3/ Déterminer vos capacités d’emprunt avec votre banquier
C’est l’heure : direction la banque pour faire le point sur une solution de financement immobilier adaptée à votre projet ! Concrètement, la banque va examiner un grand nombre d’informations pour évaluer vos capacités d’achat et d’emprunt (montant maximum que vous pouvez emprunter sur une période donnée) :
• Vos revenus : salaires, primes, revenus fonciers, allocations…
• Votre apport personnel et les aides dont vous pouvez bénéficier
• Vos charges (actuelles et futures) : impôts, prêts déjà en cours, assurances…

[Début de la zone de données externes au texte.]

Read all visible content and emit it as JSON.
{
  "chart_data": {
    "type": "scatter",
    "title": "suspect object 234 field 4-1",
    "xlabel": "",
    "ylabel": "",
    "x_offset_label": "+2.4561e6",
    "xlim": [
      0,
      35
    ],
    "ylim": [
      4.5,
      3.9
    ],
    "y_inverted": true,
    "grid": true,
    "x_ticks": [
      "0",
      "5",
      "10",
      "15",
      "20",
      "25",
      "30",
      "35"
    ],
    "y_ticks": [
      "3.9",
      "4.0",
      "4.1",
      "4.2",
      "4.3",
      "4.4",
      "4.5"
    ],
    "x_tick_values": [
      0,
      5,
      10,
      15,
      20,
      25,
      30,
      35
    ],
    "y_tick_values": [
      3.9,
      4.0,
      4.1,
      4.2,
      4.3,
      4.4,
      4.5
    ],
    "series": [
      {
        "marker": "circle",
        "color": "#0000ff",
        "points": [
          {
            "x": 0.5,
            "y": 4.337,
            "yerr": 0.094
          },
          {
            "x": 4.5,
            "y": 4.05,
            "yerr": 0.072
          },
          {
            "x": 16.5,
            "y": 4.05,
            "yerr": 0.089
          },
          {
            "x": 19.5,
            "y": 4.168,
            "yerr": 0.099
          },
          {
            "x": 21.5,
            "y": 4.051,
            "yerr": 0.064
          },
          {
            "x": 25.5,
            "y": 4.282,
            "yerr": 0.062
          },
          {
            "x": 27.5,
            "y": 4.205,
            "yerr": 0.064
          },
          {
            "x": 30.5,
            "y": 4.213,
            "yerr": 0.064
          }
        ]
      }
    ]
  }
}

À partir de ces données, si la banque estime que vous êtes solvable, elle va vous faire une offre de prêt. Il est donc impératif que votre dossier soit solide afin d’obtenir votre financement immobilier (fournir toutes les pièces justificatives demandées, exposer votre projet immobilier clairement…) !
Un conseil
Consultez toujours plusieurs établissements de prêt pour comparer les offres et choisir la plus avantageuse pour votre financement immobilier.
4/ Vérifier attentivement chaque détail d’une offre de financement immobilier
Quand vous négociez votre prêt immobilier, faites particulièrement attention aux éléments suivants :
• Le montant des mensualités de remboursement : votre endettement ne doit pas dépasser 33 % de vos revenus. Aussi, votre « reste à vivre » doit être de 400 € minimum par ménage, plus 150 € par personne à charge. A prendre en compte dans son budget immobilier.
• La durée du prêt : ni trop longue, ni trop courte ! Si vous partez sur 30 ans, vous paierez des intérêts plus longtemps. Le coût total de votre prêt immobilier sera donc plus élevé (même si vos mensualités sont plus faibles). À l’inverse, si le remboursement s’échelonne sur moins de 20 ans, vos mensualités seront plus conséquentes et il faut vous assurer de pouvoir les assumer. Il est souvent conseillé de partir sur une durée de 20 ou 25 ans.
• Le taux d’intérêt : pour éviter les mauvaises surprises, privilégiez les taux fixes. Si possible, pensez à surveiller l’évolution du marché immobilier pour demander votre prêt à un moment où les taux sont avantageux. La règle est simple : plus votre taux est bas, moins votre prêt vous coûtera cher.
• Le montant de l’assurance de prêt (ou assurance emprunteur) : bien qu’elle soit indispensable pour couvrir les éventuels impayés, vous n’êtes pas obligé de souscrire l’assurance proposée par la banque qui vous accorde le prêt. La loi Lagarde de 2010 vous permet en effet de choisir celle de votre choix. N’hésitez pas à faire jouer la concurrence avant de valider votre financement immobilier !
Bon à savoir !
Depuis le 12 janvier 2018 (loi Bourquin), vous pouvez changer d’assurance emprunteur une fois par an.
Dernier conseil : si vous ne vous sentez pas à l’aise pour négocier auprès des banques, n’hésitez pas à vous faire accompagner par un courtier. Il vous aidera à trouver l’offre de financement la plus avantageuse.